Wow that was fast, thanks! Trying it now. I needed this patch to get it to build:
diff --git a/numberformat.cpp b/numberformat.cpp
index 8e9ee8e..f3ed0a5 100644
--- a/numberformat.cpp
+++ b/numberformat.cpp
@@ -788,7 +788,7 @@ static int t_decimalformatsymbols_init(t_decimalformatsymbols *self,
{
Locale *locale;
DecimalFormatSymbols *dfs;
-#if U_ICU_VERSION_HEX >= VERSION_HEX(63, 0, 0)

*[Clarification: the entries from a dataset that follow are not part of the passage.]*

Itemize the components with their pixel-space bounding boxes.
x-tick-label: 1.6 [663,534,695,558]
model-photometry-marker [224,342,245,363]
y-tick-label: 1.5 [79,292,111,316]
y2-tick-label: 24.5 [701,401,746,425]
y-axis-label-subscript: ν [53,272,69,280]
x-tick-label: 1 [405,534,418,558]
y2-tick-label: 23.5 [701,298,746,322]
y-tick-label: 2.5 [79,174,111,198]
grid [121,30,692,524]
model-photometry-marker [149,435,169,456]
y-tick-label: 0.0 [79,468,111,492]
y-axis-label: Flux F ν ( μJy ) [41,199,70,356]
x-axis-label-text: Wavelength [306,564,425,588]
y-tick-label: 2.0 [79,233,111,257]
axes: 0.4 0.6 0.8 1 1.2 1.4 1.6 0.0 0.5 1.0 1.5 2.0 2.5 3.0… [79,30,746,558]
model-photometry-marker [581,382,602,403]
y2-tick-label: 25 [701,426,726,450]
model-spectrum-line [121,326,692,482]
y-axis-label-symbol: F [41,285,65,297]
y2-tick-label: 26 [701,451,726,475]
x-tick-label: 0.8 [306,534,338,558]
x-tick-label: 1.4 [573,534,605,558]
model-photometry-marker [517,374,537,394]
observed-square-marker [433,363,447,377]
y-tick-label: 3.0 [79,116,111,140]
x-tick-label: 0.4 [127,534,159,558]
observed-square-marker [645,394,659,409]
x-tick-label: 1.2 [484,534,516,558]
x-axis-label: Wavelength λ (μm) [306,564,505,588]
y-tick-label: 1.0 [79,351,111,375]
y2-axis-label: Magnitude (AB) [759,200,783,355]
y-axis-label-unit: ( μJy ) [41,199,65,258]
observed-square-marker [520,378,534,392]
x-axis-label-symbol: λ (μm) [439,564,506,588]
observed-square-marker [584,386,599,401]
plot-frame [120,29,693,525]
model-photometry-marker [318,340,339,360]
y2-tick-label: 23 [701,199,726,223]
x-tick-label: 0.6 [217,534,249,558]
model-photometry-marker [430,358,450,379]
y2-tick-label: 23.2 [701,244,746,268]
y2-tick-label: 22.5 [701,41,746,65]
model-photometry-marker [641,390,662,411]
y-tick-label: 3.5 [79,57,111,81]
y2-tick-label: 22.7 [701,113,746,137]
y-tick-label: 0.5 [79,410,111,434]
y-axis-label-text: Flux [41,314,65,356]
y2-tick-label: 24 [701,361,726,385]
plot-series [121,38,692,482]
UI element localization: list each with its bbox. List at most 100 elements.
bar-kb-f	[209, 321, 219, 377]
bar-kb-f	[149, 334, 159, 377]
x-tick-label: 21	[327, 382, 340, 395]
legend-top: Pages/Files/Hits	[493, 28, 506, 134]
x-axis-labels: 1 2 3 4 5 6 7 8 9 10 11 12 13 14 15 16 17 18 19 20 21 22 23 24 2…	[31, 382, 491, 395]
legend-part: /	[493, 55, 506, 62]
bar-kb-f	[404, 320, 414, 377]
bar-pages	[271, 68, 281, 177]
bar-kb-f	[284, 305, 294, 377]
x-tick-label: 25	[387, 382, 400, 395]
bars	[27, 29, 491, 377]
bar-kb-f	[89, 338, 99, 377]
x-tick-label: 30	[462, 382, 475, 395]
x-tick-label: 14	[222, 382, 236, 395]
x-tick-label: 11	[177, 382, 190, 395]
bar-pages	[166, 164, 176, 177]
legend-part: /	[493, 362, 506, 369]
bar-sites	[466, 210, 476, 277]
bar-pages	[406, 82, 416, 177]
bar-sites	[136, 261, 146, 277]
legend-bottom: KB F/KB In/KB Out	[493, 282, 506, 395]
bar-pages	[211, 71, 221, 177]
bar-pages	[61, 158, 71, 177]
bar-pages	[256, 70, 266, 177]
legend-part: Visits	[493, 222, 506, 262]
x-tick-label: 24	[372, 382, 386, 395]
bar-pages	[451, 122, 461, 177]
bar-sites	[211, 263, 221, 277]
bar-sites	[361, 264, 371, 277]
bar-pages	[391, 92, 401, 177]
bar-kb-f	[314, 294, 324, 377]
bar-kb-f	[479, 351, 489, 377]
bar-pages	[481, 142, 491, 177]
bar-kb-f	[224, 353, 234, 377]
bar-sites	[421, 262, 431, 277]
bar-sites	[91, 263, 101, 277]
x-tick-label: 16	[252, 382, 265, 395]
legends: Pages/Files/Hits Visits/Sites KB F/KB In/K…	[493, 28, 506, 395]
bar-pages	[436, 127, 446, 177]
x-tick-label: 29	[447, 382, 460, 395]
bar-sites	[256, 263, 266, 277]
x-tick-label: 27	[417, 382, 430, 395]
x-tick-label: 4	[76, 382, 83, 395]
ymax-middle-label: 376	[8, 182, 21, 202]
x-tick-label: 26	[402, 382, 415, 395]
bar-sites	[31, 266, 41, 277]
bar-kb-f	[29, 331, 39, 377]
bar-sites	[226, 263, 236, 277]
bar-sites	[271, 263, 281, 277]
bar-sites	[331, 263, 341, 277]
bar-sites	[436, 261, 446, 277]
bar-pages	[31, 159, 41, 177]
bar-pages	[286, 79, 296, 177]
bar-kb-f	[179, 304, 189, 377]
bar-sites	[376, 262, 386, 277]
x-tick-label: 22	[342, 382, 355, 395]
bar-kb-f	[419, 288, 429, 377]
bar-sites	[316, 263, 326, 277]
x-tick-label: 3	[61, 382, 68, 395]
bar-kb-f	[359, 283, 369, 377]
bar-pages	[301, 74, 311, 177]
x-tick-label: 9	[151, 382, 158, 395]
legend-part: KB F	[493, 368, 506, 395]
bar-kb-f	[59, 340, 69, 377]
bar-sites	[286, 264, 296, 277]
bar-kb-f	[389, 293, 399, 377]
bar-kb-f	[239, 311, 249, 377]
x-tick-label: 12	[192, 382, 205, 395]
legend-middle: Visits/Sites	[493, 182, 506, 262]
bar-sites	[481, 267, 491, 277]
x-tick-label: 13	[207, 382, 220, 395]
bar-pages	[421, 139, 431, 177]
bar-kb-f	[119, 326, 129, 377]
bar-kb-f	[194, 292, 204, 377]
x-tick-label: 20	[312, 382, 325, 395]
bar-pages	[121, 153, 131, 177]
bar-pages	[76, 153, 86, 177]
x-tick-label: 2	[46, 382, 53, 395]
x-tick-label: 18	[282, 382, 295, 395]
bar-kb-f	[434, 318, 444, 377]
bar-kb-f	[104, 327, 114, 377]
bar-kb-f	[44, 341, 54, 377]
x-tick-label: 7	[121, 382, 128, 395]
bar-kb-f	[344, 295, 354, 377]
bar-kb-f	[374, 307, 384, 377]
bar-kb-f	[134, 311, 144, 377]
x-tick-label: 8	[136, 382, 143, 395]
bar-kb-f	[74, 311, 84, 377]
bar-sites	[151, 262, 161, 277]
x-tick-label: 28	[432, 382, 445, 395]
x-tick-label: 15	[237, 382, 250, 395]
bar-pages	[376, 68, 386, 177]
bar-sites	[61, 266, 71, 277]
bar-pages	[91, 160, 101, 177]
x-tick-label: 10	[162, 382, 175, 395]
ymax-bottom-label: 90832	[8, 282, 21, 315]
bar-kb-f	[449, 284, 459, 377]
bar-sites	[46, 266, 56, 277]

+#if U_ICU_VERSION_HEX >= VERSION_HEX(60, 0, 0)
NumberingSystem *system;
#endif
The named properties don't seem to work, but the tuples do:
>>> import icu
>>> e = icu.Edits()
>>> icu.CaseMap.fold(0, "abcßDeF", e)
'abcssdef'
>>> i = e.getFineIterator()
>>> next(i)
(False, 3, 3, 0, 0, 0)
>>> i.hasChange
Traceback (most recent call last):
File "<stdin>", line 1, in <module>
AttributeError: 'icu.EditsIterator' object has no attribute 'hasChange'
From looking here it seems to be (..., replacementIndex, destinationIndex), not the other way around.
One final note: it might be nice to support some overloads that take in UnicodeString
as a destination, since the offsets in Edits
will be UnicodeString
offsets (i.e. UTF-16) not Python string offsets.
Seems to work but maybe you're thinking of another API ?
Ah, I was talking about things like this:
>>> string = UnicodeString()
>>> name = locale.getDisplayName(string)
>>> name
<UnicodeString: Portuguese (Brazil)>
>>> name is string
True
I didn't realise there's an actual ICU API that looks like that, I thought that was just a pyicu convention for getting the output as an icu.UnicodeString
instead of str
.
Anyway, everything works great, thanks!